Konsep awalnya, stalking, ditambah dengan warna romantisme personal dari pemeran utama pria, Danistya Kaloka, dan kemudian juga kami menambahkan konsep fad dan hipster sebagai subkultur dominan yang akan menjadi penghalang terbesar bagi Danis dalam mendapatkan sang gadis. Warna-warna inilah yang kemudian dipakai untuk mengembangkan karakter 'Bram' yang menjadi judul film ini. Kebutuhan besar terdapat kostum ini memutuskan kami untuk mengembangkan departemen seni yang dipegang Lalik untuk memasukkan bagian perencanaan kostum, yang selanjutnya akan terus menjadi kesadaran tugas tersendiri bagi departemen tersebut. Di projek ini, bagian ini dipegang oleh Dika Ananto.

Dan pada saat itu, Dika masih belum menyadari takdir besar yang akan dihadapinya dalam dua belas ke depan.

Bram The Stalker didesain sebagai bagian integral dari saga Reverie, sehingga karakter-karakter dari Reverie banyak bermunculan di Bram The Stalker, termasuk kemunculan lagi adegan-adegan yang paralel dengan adegan di Reverie, namun melalui sudut pandang berbeda.
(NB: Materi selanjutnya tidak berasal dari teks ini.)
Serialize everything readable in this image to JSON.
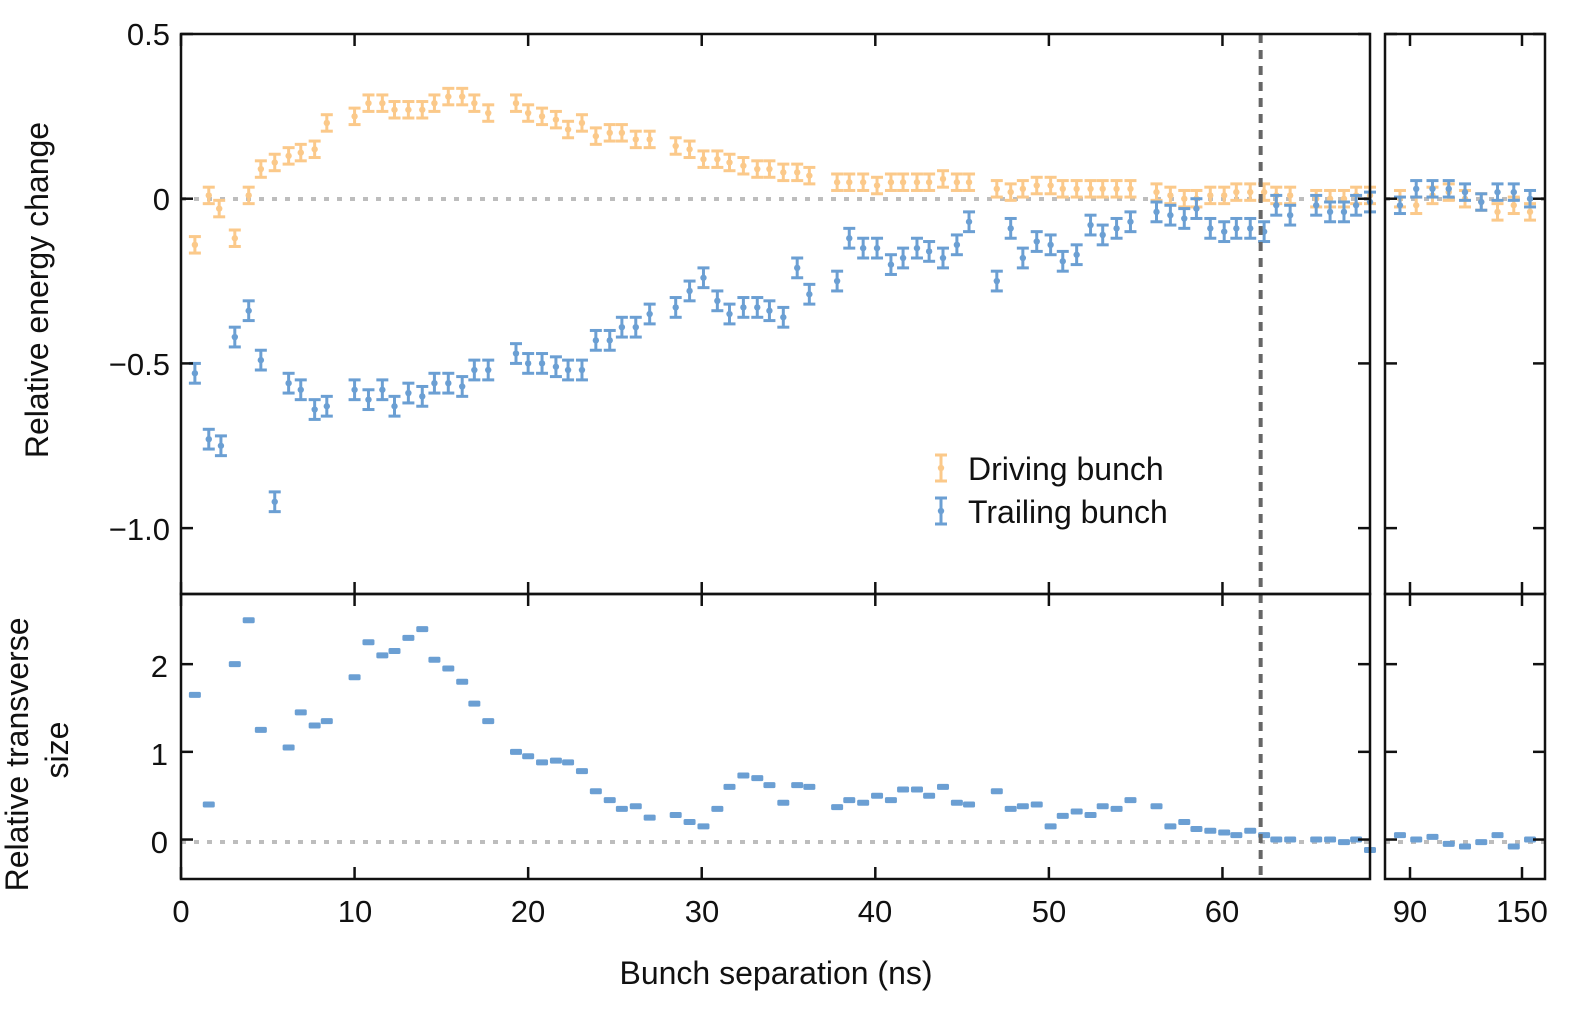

Penautan kisah Bram The Stalker ke Reverie inilah yang kemudian membuat film ini memperoleh beban dan tugas tidak mudah: di satu sisi, film ini harus bisa menyampaikan ide sebagai sebuah film yang berdiri sendiri, di sisi lain, film ini muncul sebagai referensi yang memperjelas sebab-akibat di Reverie, dan harus bisa membuat penonton yang belum menonton Reverie dan sudah menontonnya mengalami kepuasan yang sama. Inilah yang membuat proses pembuatan naskah Bram The Stalker menjadi begitu konfliktual.

Dua orang ini belum menyadari kemana takdir akan membawa mereka dalam 12 bulan ke depan.
Dika dan Danis sedang mencoba kostum di lokasi.

Lepas dari itu, semua berjalan normal, reading berjalan dengan sedikit malu-malu, survei berjalan lancar, dan sekali lagi, bencana selalu menghantui pada hari pertama produksi. Jika pada produksi Reverie lokasi pengambilan gambar diamuk debu vulkanik, maka di projek ini, gedung asli Fisipol UGM dihancurkan. Padahal di tempat inilah kebanyakan kita akan mengambil gambar.